The Yurei ransomware campaign, active since September 2025, represents a double extortion threat where attackers encrypt victim data and threaten to leak stolen information via a Tor-hosted leak site. Yurei is reportedly derived from Prince Ransomware, an open-source ransomware family written in the Go programming language, which facilitates rapid development and deployment. Check Point researchers observed that all known samples were initially submitted to VirusTotal from Morocco, suggesting possible origin or testing activities in that region. One sample lacked a ticket ID, indicating it may be a developer test build. Notably, Yurei samples contain references to SatanLockv2 ransomware, implying shared code or toolkits between these ransomware families. The campaign uses multiple tactics including network scanning (T1046), execution of commands (T1059.001), credential access via valid accounts (T1078), and use of remote access tools like AnyDesk (T1550.002). The operators run their own Tor-based data leak site, consistent with double extortion ransomware trends. Despite the low number of victims publicly listed, the exposure of the operator toolkit and indicators such as file hashes provides defenders with actionable intelligence. No known exploits are currently active in the wild, but the campaign’s modular nature and use of open-source code could facilitate rapid evolution and wider targeting. The medium severity rating reflects the moderate impact on confidentiality, integrity, and availability, combined with the need for authentication and some user interaction for initial access.

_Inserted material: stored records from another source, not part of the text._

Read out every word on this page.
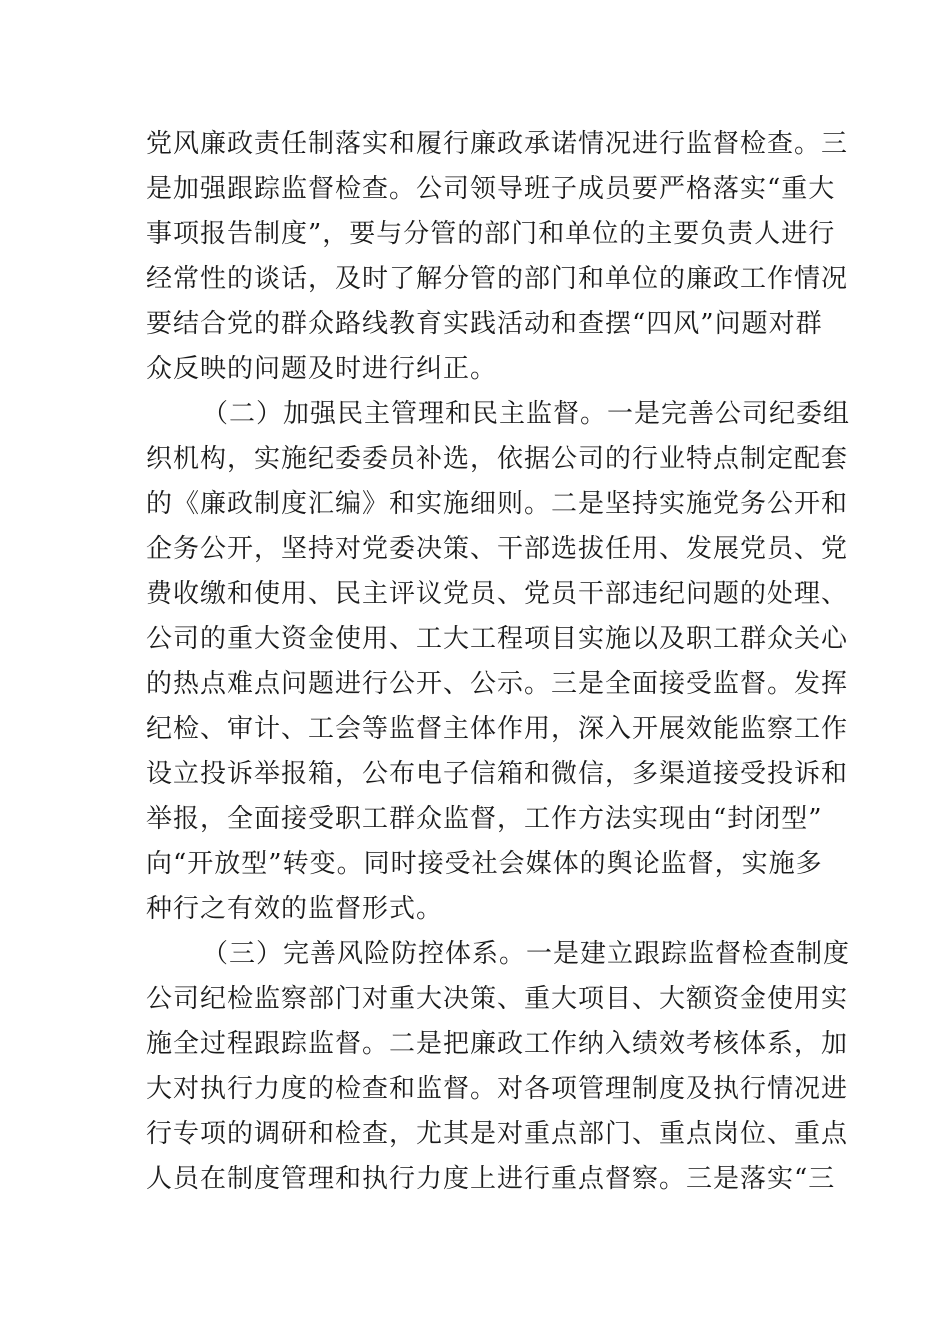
党风廉政责任制落实和履行廉政承诺情况进行监督检查。三
是加强跟踪监督检查。公司领导班子成员要严格落实“重大
事项报告制度”，要与分管的部门和单位的主要负责人进行
经常性的谈话，及时了解分管的部门和单位的廉政工作情况
要结合党的群众路线教育实践活动和查摆“四风”问题对群
众反映的问题及时进行纠正。
（二）加强民主管理和民主监督。一是完善公司纪委组
织机构，实施纪委委员补选，依据公司的行业特点制定配套
的《廉政制度汇编》和实施细则。二是坚持实施党务公开和
企务公开，坚持对党委决策、干部选拔任用、发展党员、党
费收缴和使用、民主评议党员、党员干部违纪问题的处理、
公司的重大资金使用、工大工程项目实施以及职工群众关心
的热点难点问题进行公开、公示。三是全面接受监督。发挥
纪检、审计、工会等监督主体作用，深入开展效能监察工作
设立投诉举报箱，公布电子信箱和微信，多渠道接受投诉和
举报，全面接受职工群众监督，工作方法实现由“封闭型”
向“开放型”转变。同时接受社会媒体的舆论监督，实施多
种行之有效的监督形式。
（三）完善风险防控体系。一是建立跟踪监督检查制度
公司纪检监察部门对重大决策、重大项目、大额资金使用实
施全过程跟踪监督。二是把廉政工作纳入绩效考核体系，加
大对执行力度的检查和监督。对各项管理制度及执行情况进
行专项的调研和检查，尤其是对重点部门、重点岗位、重点
人员在制度管理和执行力度上进行重点督察。三是落实“三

Yurei ransomware poses a significant threat to organizations by combining data encryption with the risk of sensitive data leakage, increasing pressure on victims to pay ransoms. The double extortion tactic can cause severe reputational damage, legal liabilities, and operational disruption. The use of open-source ransomware code lowers the barrier for attackers to customize and deploy variants, potentially increasing the campaign’s reach. The inclusion of credential theft and remote access tools enables lateral movement within networks, escalating the risk of widespread compromise. Although the current victim count is low, the campaign’s presence on the Tor leak site indicates active extortion attempts. Organizations with inadequate network segmentation, weak credential management, or exposed remote access services are particularly vulnerable. The medium severity suggests that while the threat is not yet widespread or highly destructive, it has the potential to cause moderate to significant operational and financial impacts if successfully deployed.

Organizations should implement multi-factor authentication (MFA) across all remote access and privileged accounts to mitigate credential abuse. Network segmentation and strict access controls can limit lateral movement and contain infections. Continuous monitoring for unusual network scanning activity (T1046) and command execution (T1059.001) is critical to early detection. Deploy endpoint detection and response (EDR) solutions capable of identifying ransomware behaviors and known Yurei indicators, including the provided file hashes. Restrict or monitor the use of remote access tools like AnyDesk, ensuring they are only used when necessary and secured properly. Regularly back up critical data with offline or immutable storage to enable recovery without paying ransom. Conduct phishing awareness training to reduce the risk of initial compromise. Finally, monitor Tor sites and threat intelligence feeds for updates on Yurei activity and indicators to stay ahead of evolving tactics.